I have only educated myself through random websites and documents on the internet over the past year or so, but it seems like, while color scientists prefer adapting the LMS cone response ratios, video masterers prefer to keep the entire image unadapted/unmodified, even if their viewing environment’s lighting is very different.
I have seen this document too, but I think Grade’s “P22_J_ph” is probably more accurate. If I understand right, what this Japanese document is saying is that professional monitors (not necessarily just in Japan) generally have phosphors near these chromaticity coords. Grade’s P22-J comes from averaging several different CRTs’ chromaticity points. Those different CRTs’ primaries are all conveniently compiled together in this program’s constants: https://github.com/ChthonVII/gamutthingy/blob/master/src/constants.h
Meanwhile, the 3 consumer sets I have from Toshiba (1985), RCA (1989), and Panasonic (2000) are closer to the SMPTE C green, and both Toshiba and Panasonic also picked deeper reds. Weirdly, Toshiba picked a blue that’s closer to the NTSC spec, and this is the only brand I’ve seen doing this. Most other brands stay close to the same blue primary across the board.
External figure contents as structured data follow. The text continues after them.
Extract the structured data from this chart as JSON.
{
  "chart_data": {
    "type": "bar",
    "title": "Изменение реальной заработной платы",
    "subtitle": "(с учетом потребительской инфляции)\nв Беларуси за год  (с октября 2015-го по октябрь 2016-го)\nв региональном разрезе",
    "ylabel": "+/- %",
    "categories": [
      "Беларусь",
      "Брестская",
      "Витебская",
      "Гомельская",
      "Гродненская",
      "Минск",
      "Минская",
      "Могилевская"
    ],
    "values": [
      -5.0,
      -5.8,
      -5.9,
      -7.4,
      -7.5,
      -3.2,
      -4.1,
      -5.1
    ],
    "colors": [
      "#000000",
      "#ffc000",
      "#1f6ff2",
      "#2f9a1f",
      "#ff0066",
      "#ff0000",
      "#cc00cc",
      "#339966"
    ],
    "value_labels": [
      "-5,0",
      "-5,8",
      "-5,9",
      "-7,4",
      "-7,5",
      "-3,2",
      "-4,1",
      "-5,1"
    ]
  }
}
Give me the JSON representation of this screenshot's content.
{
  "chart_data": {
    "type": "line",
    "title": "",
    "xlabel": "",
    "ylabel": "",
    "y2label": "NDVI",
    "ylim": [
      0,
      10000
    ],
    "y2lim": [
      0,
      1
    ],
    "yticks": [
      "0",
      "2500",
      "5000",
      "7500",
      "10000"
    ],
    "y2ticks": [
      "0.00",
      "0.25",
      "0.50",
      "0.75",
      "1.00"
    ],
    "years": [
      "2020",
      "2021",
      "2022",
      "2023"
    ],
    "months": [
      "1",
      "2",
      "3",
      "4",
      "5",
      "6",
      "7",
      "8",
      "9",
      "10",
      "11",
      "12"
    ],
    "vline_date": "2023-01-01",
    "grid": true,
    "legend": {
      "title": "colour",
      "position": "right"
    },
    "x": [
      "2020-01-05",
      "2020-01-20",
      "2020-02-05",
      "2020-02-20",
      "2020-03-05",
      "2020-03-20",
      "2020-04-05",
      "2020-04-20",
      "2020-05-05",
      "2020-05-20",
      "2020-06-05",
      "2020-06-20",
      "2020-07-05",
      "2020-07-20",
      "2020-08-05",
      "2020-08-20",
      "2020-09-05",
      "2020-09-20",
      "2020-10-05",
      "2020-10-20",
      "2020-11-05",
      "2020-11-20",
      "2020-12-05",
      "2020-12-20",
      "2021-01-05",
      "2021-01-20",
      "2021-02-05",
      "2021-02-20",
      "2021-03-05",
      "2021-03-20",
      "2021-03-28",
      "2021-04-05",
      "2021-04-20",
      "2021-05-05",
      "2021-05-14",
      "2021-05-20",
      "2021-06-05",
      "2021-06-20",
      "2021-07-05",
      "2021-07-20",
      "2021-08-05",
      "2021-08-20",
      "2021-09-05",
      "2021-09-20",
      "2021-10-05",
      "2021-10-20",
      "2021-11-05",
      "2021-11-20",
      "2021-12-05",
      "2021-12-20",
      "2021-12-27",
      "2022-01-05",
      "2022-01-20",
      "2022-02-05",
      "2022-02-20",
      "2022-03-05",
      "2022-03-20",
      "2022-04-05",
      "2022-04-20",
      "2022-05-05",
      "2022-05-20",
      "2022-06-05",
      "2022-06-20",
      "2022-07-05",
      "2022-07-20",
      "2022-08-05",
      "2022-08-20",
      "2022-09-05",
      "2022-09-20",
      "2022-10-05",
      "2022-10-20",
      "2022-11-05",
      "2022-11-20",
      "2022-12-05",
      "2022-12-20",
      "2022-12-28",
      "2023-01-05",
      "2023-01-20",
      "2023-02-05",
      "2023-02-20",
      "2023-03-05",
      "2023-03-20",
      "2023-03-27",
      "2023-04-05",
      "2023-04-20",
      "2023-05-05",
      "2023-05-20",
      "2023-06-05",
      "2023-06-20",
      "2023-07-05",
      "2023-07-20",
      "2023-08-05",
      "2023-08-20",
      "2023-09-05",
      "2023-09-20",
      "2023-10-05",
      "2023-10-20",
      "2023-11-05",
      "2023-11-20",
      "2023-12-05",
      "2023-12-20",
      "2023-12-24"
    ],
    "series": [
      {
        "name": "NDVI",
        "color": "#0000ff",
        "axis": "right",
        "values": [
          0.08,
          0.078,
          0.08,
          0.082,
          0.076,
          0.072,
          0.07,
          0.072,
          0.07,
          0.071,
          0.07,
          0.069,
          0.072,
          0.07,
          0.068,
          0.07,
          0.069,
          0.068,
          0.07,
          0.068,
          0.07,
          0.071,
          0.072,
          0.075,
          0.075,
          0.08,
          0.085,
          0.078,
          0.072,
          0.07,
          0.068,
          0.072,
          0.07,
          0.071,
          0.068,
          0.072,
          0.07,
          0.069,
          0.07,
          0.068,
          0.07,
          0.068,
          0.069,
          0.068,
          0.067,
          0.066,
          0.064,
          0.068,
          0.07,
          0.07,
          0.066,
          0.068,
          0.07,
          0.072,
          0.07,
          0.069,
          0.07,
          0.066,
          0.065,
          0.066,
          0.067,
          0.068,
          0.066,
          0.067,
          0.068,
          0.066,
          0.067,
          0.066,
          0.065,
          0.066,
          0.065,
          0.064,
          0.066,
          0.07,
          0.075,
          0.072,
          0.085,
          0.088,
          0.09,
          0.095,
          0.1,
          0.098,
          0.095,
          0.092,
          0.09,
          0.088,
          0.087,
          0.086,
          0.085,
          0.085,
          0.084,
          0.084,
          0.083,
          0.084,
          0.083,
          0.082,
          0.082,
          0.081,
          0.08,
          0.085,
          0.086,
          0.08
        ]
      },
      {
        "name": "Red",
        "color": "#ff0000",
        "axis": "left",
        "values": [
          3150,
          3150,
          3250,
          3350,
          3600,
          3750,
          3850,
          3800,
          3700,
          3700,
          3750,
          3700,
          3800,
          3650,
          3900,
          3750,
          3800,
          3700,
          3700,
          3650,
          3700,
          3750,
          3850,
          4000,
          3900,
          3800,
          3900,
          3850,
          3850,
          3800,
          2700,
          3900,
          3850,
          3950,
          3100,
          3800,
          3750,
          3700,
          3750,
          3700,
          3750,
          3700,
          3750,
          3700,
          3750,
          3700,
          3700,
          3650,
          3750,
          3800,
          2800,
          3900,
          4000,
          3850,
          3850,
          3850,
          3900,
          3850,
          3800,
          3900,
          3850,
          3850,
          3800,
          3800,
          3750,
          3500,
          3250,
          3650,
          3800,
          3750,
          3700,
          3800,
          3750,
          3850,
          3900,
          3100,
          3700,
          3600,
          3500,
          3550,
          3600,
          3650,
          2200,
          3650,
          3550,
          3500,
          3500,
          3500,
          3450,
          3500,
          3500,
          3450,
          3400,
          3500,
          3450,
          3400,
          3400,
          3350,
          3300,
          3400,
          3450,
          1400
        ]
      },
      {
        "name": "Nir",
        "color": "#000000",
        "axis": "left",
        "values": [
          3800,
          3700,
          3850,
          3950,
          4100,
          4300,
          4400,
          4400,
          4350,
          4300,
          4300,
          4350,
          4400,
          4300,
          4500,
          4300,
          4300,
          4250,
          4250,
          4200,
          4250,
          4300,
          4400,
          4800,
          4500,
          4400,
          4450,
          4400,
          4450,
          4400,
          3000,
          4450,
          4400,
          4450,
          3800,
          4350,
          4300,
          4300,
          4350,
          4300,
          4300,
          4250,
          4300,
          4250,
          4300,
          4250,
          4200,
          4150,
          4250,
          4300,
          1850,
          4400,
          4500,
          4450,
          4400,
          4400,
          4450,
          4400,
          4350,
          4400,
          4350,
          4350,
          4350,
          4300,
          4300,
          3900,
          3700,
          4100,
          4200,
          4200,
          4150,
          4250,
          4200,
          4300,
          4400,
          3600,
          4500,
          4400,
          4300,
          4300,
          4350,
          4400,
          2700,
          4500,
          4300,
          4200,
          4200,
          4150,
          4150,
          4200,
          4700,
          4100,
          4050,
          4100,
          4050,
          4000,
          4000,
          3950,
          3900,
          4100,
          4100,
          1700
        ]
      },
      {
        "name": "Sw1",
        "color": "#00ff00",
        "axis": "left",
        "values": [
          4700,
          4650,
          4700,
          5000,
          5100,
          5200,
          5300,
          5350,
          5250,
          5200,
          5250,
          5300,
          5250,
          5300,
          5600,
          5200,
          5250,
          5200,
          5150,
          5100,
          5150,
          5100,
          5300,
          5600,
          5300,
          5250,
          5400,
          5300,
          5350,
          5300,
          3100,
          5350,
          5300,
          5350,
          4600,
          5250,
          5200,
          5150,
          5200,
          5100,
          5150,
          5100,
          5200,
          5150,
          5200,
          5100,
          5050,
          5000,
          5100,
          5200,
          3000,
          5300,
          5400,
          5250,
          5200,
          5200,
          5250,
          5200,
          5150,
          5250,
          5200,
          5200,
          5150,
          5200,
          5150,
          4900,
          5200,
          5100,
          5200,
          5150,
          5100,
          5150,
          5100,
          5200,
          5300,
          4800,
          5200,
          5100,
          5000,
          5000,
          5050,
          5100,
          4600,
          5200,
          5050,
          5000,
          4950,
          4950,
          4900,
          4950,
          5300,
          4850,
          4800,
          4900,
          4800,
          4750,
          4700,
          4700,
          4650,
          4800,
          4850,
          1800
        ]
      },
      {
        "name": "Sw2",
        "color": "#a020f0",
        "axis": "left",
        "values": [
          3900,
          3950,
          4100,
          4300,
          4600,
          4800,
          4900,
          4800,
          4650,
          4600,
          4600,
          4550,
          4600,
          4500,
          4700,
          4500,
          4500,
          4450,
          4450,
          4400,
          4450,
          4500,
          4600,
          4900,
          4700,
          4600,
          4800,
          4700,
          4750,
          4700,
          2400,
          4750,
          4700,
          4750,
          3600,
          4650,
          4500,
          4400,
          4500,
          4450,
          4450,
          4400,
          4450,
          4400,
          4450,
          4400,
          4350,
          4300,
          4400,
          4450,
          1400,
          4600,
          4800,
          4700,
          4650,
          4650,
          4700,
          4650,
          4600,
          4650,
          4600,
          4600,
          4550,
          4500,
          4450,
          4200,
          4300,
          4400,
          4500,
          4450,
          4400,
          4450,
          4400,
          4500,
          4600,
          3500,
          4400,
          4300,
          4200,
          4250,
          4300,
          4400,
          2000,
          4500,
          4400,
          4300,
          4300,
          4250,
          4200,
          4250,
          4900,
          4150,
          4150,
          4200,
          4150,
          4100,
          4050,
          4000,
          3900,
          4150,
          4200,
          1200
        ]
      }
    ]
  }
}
My completely unproven opinion is that the SMPTE C green helps make yellows deeper (which is important), while the “Japan Specific Phosphor” green and red both are more efficient with less load on the electron guns needed to reach bright colors or the desired white balance. This one is a very far stretch, but copying an opinion from this document about using nonstandard CRT white balances https://library.imaging.org/admin/apis/public/api/ist/website/downloadArticle/cic/1/1/art00047 , maybe these phosphors could result in more even current ratios across the 3 electron guns, which means less uneven wear on the guns, less uneven burn-in, less vertical fringing, and better sharpness. I have no proof of this at all, and I have no actual experience in the industry, so please just take this as a random conjecture, not anything serious. But it would make sense if consumer units preferred deeper yellows at the expense of more burn-in and decreased longevity overall.
This document also has some suggestions for why a bluer white balance might be chosen https://library.imaging.org/admin/apis/public/api/ist/website/downloadArticle/cic/1/1/art00047 . My opinion, though, is that x=0.281, y=0.311 originally appeared because it was closer to the black-and-white TVs’ white balances, and that it stuck around because people liked the oversaturated blues better and because it didn’t have to drive the red phosphor as hard to reach the desired white balance. Even my modern TV has a “Dynamic Color” setting that does this blue-stretch trick.
I forgot to mention, how would a typical person set up a VCR with a CRT that has a composite input? Wouldn’t they connect the VCR’s RF input into the wall, and plug its composite output into their TV’s composite input? In that case, the correction on composite video would need to be based on 1953 colorimetry.
FWIW, I grew up with B&W TVs, and they definitely had a cool white point. My family also had early Macintoshes, as my mother did desktop publishing for a living, so I have some context there, too.